“I can hear the marching band
Doing the best they can to play
Smoke on the Water
And Joy to the World”
– James McMurtry, “Levelland”
If you’re a fan of classic rock music and you’ve been listening for any length of time, you probably recognize all the songs the instant they start playing on the radio.
Name that tune
You might pride yourself for being able to guess the tune after only a few notes. However, you may annoy your teenagers by singing the first couple of lines prematurely to showcase this knowledge, which although impressive to you, means nothing outside of long-gone game shows and Trivial Pursuit. It’s not like you have to memorize an endless stockpile of songs to excel at this feat. Obviously, classic rock radio stations pull from the same sparse reservoir of songs and spoon feed them to the listeners.
Don’t start boasting just yet about your song recognition aptitude.
Out of your element
What would happen if you heard some of these same songs out of context, packaged differently than they were originally intended to be heard? You might not be so quick to name that tune. It would nag at you, this audio déjà vu, as you tried to recognize the song and reorder it into its proper place in your world.
It would be like running into your teacher at the grocery store. You know in the back of your mind, your teacher shops for groceries. However, seeing her out of her element and out of your familiar frame of reference would throw things out of kilter until your brain was able to process it.
If you’ve been to a high school or college football game lately, you might have had a similar reaction when the marching band began playing a song that was almost recognizable.
The song does not remain the same
Maybe the song was vaguely familiar, but you couldn’t immediately identify it out of its element and away from the comfort zone of your radio. It was jarring at first, but once you relaxed and your brain shuffled the song into its rightful place, you probably felt a little nostalgic at first and even appreciated the tune a little more as you listened to it in its alien incarnation.

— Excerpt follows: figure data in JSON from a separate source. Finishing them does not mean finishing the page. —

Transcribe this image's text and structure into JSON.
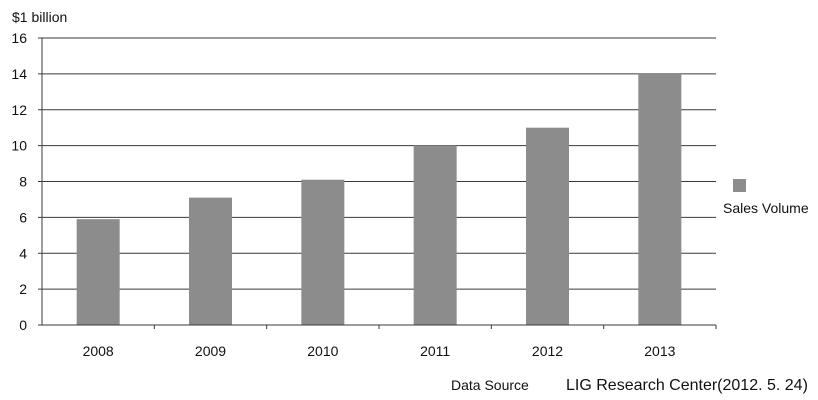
{
  "chart_data": {
    "type": "bar",
    "title": "",
    "ylabel": "$1 billion",
    "xlabel": "",
    "categories": [
      "2008",
      "2009",
      "2010",
      "2011",
      "2012",
      "2013"
    ],
    "series": [
      {
        "name": "Sales Volume",
        "values": [
          5.9,
          7.1,
          8.1,
          10.0,
          11.0,
          14.0
        ],
        "color": "#8c8c8c"
      }
    ],
    "ylim": [
      0,
      16
    ],
    "yticks": [
      0,
      2,
      4,
      6,
      8,
      10,
      12,
      14,
      16
    ],
    "ytick_labels": [
      "0",
      "2",
      "4",
      "6",
      "8",
      "10",
      "12",
      "14",
      "16"
    ],
    "grid": true,
    "grid_axis": "y",
    "legend_position": "right"
  },
  "source": {
    "label": "Data Source",
    "text": "LIG Research Center(2012. 5. 24)"
  }
}
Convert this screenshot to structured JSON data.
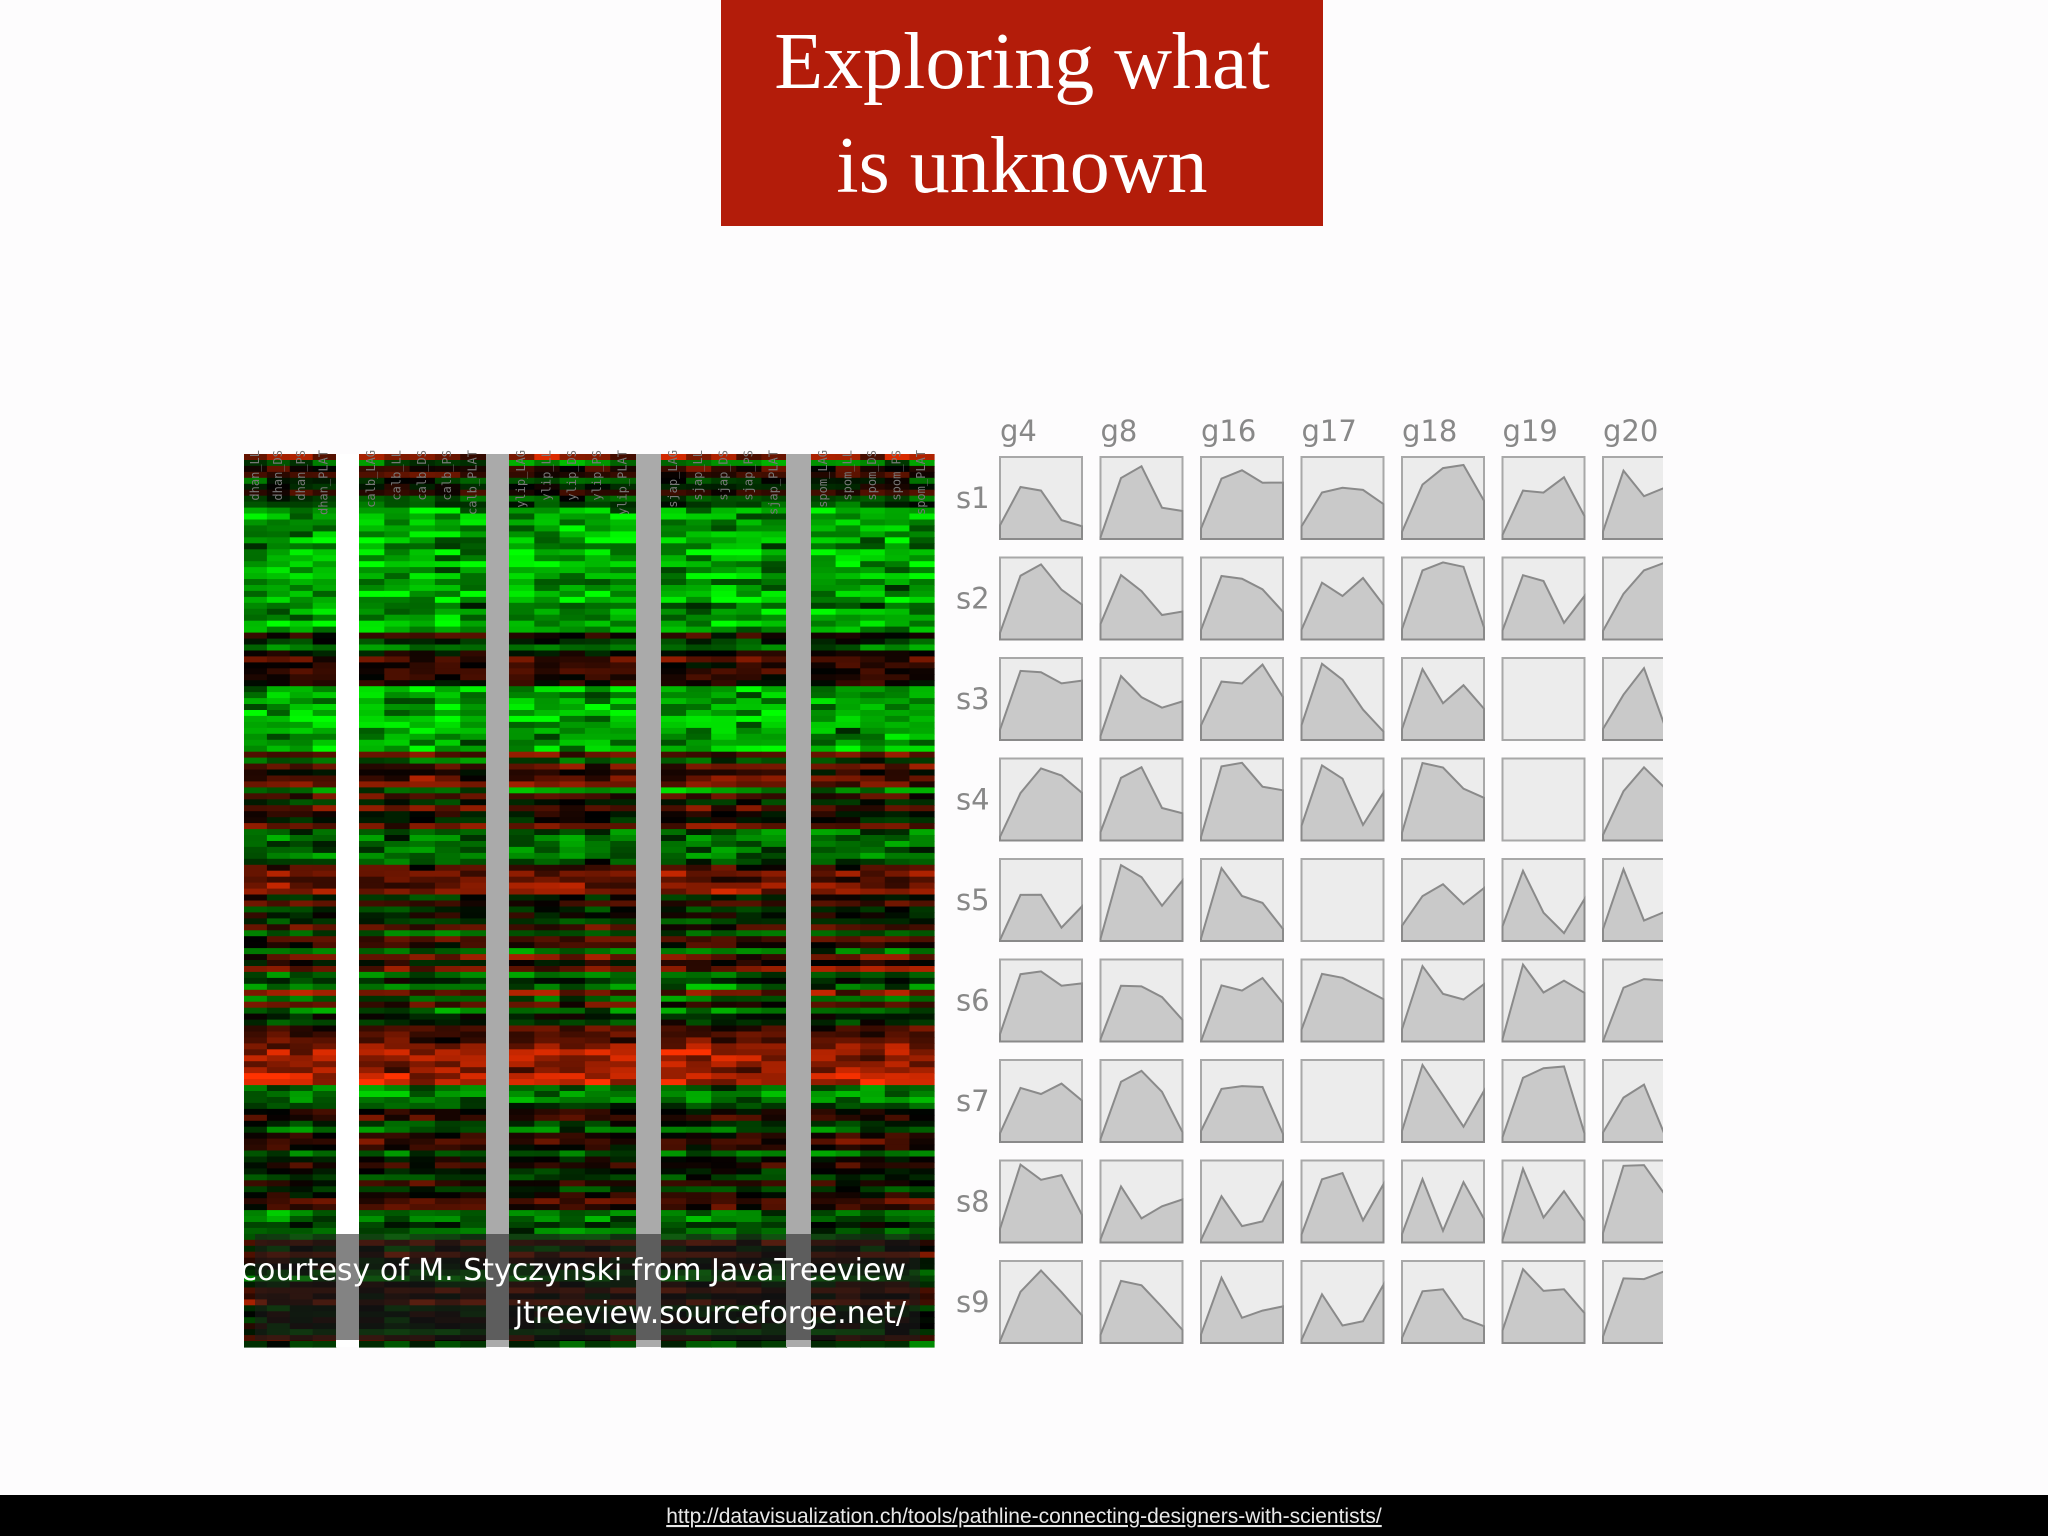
{
  "title": {
    "lines": [
      "Exploring what",
      "is unknown"
    ]
  },
  "heatmap": {
    "column_labels": [
      "dhan_LL",
      "dhan_DS",
      "dhan_PS",
      "dhan_PLAT",
      "calb_LAG",
      "calb_LL",
      "calb_DS",
      "calb_PS",
      "calb_PLAT",
      "ylip_LAG",
      "ylip_LL",
      "ylip_DS",
      "ylip_PS",
      "ylip_PLAT",
      "sjap_LAG",
      "sjap_LL",
      "sjap_DS",
      "sjap_PS",
      "sjap_PLAT",
      "spom_LAG",
      "spom_LL",
      "spom_DS",
      "spom_PS",
      "spom_PLAT"
    ],
    "caption": [
      "courtesy of M. Styczynski from JavaTreeview",
      "jtreeview.sourceforge.net/"
    ]
  },
  "small_multiples": {
    "columns": [
      "g4",
      "g8",
      "g16",
      "g17",
      "g18",
      "g19",
      "g20"
    ],
    "rows": [
      "s1",
      "s2",
      "s3",
      "s4",
      "s5",
      "s6",
      "s7",
      "s8",
      "s9"
    ]
  },
  "footer": {
    "link": "http://datavisualization.ch/tools/pathline-connecting-designers-with-scientists/"
  }
}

Here are eleven classic rock songs you might encounter in the little known, underappreciated fringe genre of “marching band” along with the song in its original form for comparison. Take a listen and maybe next time the marching band begins to play, you will be more prepared for the musical juxtaposition.
- Crazy Train – Ozzy Osbourne
Click here to listen to “Crazy Train” performed by the Graham Kapowsin High School marching band.
- Joy to the World – Three Dog Night
Click here to listen to “Joy to the World” performed by the Peninsula High School marching band.
- Smoke on the Water – Deep Purple
Click here to listen to “Smoke on the Water” performed by the Tenino High School marching band.
- Paradise City – Guns N’ Roses
Click here to listen to “Paradise City” performed by the Edison High School Wildcat marching band.
- Pinball Wizard – The Who
Click here to listen to “Pinball Wizard” performed by an unidentified marching band.
- Heartbreaker – Pat Benatar
Click here to listen to “Heartbreaker” performed by an unidentified marching band.
- Radar Love – Golden Earring
Click here to listen to “Radar Love” performed by the Baltimore Ravens marching band.
- You Shook Me All Night Long – AC/DC
Click here to listen to “You Shook Me All Night Long” performed by the Michigan marching band.
- In the Flesh – Pink Floyd
Click here to listen to “In the Flesh” performed by an unidentified marching band.
- 25 or 6 to 4 – Chicago
Click here to listen to “25 or 6 to 4” performed by the Granville, Ohio High School marching band.
- Stairway to Heaven – Led Zeppelin
Click here to listen to “Stairway to Heaven” performed by the Hampshire Youth Band.
Don’t let anyone tell you classic rock songs aren’t hip enough for the younger generations.
Grab your teenagers and take them to a high school or college football game. Watch the game but listen to the music. It might be one of the few times you share a musical bond with your teenagers. Just don’t tell them if you want it to last.